Wall Street crisis affects financial services startups

As the financial crisis on Wall Street lingers, the situation has raised questions about the venture-backed financial services startups that have been selling into such big firms as Merrill Lynch (sold to Bank of America) and Lehman Brothers (which filed bankruptcy protection). What would become of the companies and the venture firms that specialize in funding financial services startups?

Depending who you ask, the outlook varies.

Mark Ashida, managing director at OVP Venture Partners in Kirkland, Wash., is quick to acknowledge that some startups are having trouble making sales as the financial institutions they service remain in a state of turmoil.

“What’s happened is that banks have been overwhelmed by too much paper and have a hard time making decisions,” says Ashida, whose firm recently led a Series C round in DepotPoint, a Bellevue, Wash.-based developer of a platform for managing the real estate foreclosure process.

Ashida, who specializes in enterprise software, says that he expects investors will continue to fund companies that count the financial services sector as one of several industries they serve. OVP, for example, invested in Serus, a Mountain View, Calif.-based provider of operations management software that markets to the manufacturing, IT and financial services sectors.
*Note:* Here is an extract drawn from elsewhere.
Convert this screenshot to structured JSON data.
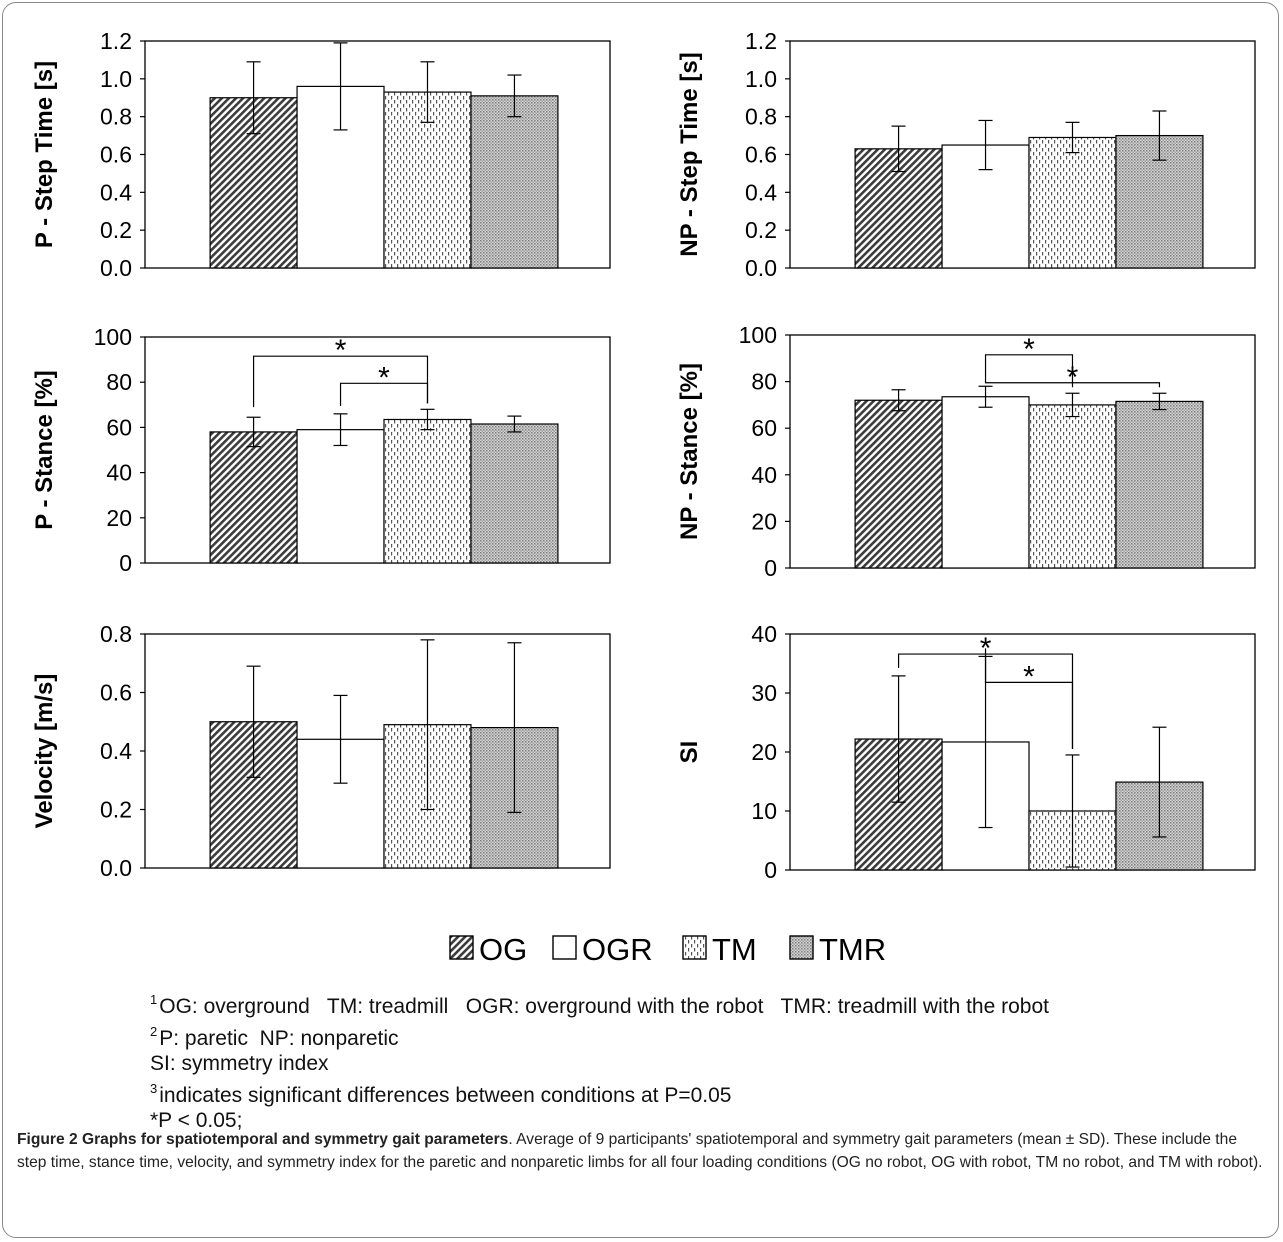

However, Ashida notes, “I seriously doubt that any VC today is looking at companies where the major market is selling to financial institutions.”

Ashida says that he’s skeptical whether the credit crisis could open up opportunities for startups serving beleaguered financial firms. “We would not invest in a company [wanting] to take advantage of the credit crisis,” he says, adding that it’s impossible to predict what the financial services industry will look like in a few years.

On the flip side, there are plenty of investors eager to see a silver lining in the gloom.

Gardiner Garrard is one such optimist. He has to be. He’s the managing director of Total Technology Ventures (TTV) an Atlanta-based venture firm that provides capital to early and late stage financial services companies, as well as IT-driven businesses that cater to the financial services industry.

“I don’t know that anyone would have anticipated it would get as bad as it has in the last couple of weeks,” Garrard says. “Some of our companies sell technology to banks or to financial services companies that have seen their sales drop.” Still, he says, “I have a number of companies taking advantage of the opportunity.”

Meanwhile, Garrard is bullish about Interactive Advisory Software, a Marietta, Ga.-based company that sells a portfolio management platform to independent wealth managers and financial planners, a group that looks to balloon as financial professionals and their client lists stream out of Lehman and Merrill. Whether newly cash-strapped Americans will require their many services has yet to be seen. The 6-year-old company has raised about $5 million from TTV.

FTrans and Green Dot are two other companies that Garrard thinks may buoy TTV. Since 2003, Atlanta-based FTrans has been selling analytics technologies to banks wanting to make safer loans. And 10-year-old Green Dot sells pre-paid MasterCard and Visa debit cards to customers without banking accounts through such retailers as Walgreens and CVS.

Larry Cheng, a partner with Fidelity Ventures in Boston, shares an outlook similar to Garrard. “We’ve been very successful in investing in security companies that started in financial services, then broadened out,” he says.

Though Cheng says Fidelity might need a new way to assess security applications, he, too, sees a silver lining within the gloom. Recent events are not only good for two Fidelity-backed financial services startups, he says, it creates an opportunity for companies he has yet to see.

One of Fidelity’s beneficiaries, according to Cheng, is San Francisco-based Prosper Marketplace Inc., an online marketplace for people-to-people lending. “Debt is still a legitimate asset class for consumers, and there’s no way to get access to it right now,” he says.

That could translate into new customers for 3-year-old Prosper, which has raised $40 million in funding from Fidelity, Accel Partners, Benchmark Capital, DAG Ventures and others, according to Thomson Reuters (publisher of PE Week).

Cheng is also hoping that San Francisco-based Xoom, an international, online, money-transfer service, may be unaffected by the market turmoil. Xoom has raised about $49 million from Fidelity, DAG, Sequoia Capital and others.

Cheng and Garrard say that they aren’t being unrealistic. Quite the opposite.

“I do think real opportunities will open up,” Cheng says. One in particular, he cites, involves the failure of ratings agencies in assessing risk. “Who is going to emerge to assess risk in derivative products?”

“I’m not living in fantasy land here,” Garrard says. “A lot of the economy’s growth has been through residential lending. And what’s neat are innovative companies finding ways for the [survivors] to grow with less capital risk. There will be a whole bunch of banks who come out of this stronger.”